The femur is now placed in a position of internal rotation and flexion. The foot of the patient is now placed at the level of the assistant’s shoulder with the lower leg vertical. It is important to maintain this position to allow preparation and placement of the femoral component in the correct version. The femoral canal is prepared to accept the templated size with retractors applied to protect the gluteus medius muscle and the femur elevated during this step. Just prior to reduction, measurements taken from the tip of the greater trochanter to the shoulder of the trial and from lesser trochanter to the tip of the femoral head help in recreating the templated measurements. With the trial in place using the appropriate neck and trial head the hip joint is reduced. The offset can be judged with the length of the short external rotators against the edge of the greater trochanter from where it had been elevated. Soft tissue tension is tested using the “Shuck test” [8]. This test may have differences in reliability but does provide an assessment of soft tissue tension. Leg length is then assessed by placing the two limbs against each other at the level of the knee. Any discrepancy can be corrected at this point. Should there be an increase in leg length either a shorter head or further resection of the neck and repeat preparation is undertaken. Should there be a decrease in leg length an increase in head size can be trialed. Hip stability is now tested. A combined anteversion assessment is undertaken. The transverse marker on the femoral head is placed parallel to the edge of the acetabular component. The angle subtended between the lower leg and the table is measured, with a minimum of 30 degrees required for stability.

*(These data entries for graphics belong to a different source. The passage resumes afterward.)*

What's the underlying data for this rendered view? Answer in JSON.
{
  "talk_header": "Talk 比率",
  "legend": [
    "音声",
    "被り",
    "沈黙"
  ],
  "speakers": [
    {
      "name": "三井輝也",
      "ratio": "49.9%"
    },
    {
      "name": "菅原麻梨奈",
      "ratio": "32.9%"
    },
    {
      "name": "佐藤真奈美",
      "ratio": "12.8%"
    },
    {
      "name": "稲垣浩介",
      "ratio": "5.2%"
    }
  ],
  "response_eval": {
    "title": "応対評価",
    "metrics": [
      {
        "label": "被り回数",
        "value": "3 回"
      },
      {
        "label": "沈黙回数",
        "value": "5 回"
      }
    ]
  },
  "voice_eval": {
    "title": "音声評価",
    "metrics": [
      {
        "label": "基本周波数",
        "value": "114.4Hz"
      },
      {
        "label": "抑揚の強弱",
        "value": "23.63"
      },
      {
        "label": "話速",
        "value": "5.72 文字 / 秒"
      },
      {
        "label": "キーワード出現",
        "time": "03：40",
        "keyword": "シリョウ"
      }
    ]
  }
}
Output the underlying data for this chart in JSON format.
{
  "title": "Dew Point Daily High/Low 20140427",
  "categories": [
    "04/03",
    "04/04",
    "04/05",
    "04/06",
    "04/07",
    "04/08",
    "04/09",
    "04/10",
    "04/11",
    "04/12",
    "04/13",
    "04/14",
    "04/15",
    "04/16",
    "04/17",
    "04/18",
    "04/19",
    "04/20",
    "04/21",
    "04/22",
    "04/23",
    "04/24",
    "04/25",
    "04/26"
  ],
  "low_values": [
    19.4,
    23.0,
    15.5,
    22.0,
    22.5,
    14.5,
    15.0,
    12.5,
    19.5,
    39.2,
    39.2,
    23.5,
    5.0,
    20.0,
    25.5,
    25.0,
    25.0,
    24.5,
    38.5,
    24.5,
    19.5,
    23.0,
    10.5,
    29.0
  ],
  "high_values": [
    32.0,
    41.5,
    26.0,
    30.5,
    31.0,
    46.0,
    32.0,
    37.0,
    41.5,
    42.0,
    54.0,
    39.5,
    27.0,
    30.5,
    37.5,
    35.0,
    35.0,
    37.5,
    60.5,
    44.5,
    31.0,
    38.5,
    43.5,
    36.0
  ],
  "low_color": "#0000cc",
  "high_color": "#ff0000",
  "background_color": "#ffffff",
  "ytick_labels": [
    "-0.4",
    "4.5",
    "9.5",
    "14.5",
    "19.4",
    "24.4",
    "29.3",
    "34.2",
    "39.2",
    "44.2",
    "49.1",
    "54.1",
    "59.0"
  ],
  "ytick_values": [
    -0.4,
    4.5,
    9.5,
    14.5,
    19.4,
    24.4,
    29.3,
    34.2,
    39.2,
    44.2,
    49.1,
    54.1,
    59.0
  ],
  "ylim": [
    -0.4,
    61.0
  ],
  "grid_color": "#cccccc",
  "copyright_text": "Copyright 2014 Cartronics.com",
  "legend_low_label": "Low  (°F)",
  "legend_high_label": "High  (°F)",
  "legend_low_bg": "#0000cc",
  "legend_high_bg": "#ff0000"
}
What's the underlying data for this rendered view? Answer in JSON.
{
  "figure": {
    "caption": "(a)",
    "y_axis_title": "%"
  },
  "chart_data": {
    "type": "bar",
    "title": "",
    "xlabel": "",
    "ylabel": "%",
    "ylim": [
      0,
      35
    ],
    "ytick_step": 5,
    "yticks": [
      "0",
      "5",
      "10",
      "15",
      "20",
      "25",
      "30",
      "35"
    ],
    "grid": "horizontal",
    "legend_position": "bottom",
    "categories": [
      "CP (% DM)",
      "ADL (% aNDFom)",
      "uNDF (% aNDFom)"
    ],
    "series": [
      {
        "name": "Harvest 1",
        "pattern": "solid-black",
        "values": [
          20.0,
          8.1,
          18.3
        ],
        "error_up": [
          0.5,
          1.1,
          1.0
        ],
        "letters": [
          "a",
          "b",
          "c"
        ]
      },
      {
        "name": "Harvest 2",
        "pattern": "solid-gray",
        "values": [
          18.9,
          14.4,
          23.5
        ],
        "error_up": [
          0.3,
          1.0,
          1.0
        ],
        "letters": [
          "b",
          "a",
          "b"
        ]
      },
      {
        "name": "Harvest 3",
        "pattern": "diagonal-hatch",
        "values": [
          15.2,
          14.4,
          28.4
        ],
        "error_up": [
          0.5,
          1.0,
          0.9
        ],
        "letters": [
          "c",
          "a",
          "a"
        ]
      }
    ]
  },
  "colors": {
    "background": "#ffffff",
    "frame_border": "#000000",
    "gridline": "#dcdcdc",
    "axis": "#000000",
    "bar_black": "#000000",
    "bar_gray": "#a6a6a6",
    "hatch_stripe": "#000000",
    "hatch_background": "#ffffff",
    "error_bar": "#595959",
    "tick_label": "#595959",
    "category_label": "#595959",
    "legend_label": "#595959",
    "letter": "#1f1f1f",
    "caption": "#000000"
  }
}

The definitive components are implanted and the hip is reduced. The tag/stay sutures are now passed through predrilled holes in the trochanter [8]. This is now tied to complete the repair of the posterior structures (Figure 3). Copious washout with normal saline is undertaken. The fascia lata is closed with interrupted and continuous sutures. The subcutaneous fat layer is closed in an interrupted manner while the skin is approximated in a continuous manner using a subcuticular stitch. Steri-strips are used at the end and the wound is covered with an impervious dressing.

Figure 3: View of the left hip showing the re-attachment of the short external rotators and capsule using transosseous sutures. 
  1. Moore AT: The Moore Self-Locking vitallium prosthesis in fresh femoral neck fractures: a new low posterior approach (the southern exposure). In AAOS Instructional Course Lectures.vol16, 1959:309-321.
  2. Mehlman CT et al: Hyphenated-history: the Kocher-Langenbeck surgical approach. J Orthop Trauma. 2000 Jan; 14(1): 60-4.
  3. Masonis JL et al: Surgical approach, abductor function and total hip arthroplasty dislocation. Clin Ortho Rel Res 2002,405:46-53
  4. The National Joint Registry 12th Annual Report 2015.
  5. Maggs JL et al. The Exeter Contemporary flanged cemented acetabular component in primary total hip arthroplasty. BJJ 98(b):3;307-312.
  6. Danninger T et al. Tranexamic acid and orthopedic surgery—the search for the holy grail of blood conservation. Ann Transl Med. 2015 Apr; 3(6): 77.
  7. Innomed Inc, USA.
  8. Takao et al. Reliability of Intra-operative Assessment of soft Tissue Tension in Total Hip Arthroplasty. 2012. BJJ Orthopaedic Proceedings 2012 94B (Supp XL) 131.
  9. Carrington NC et al. Surgical Approaches in Primary & Revision. In The Exeter Hip. 40 Years of Innovation in Total Hip Arthroplasty. 133-139.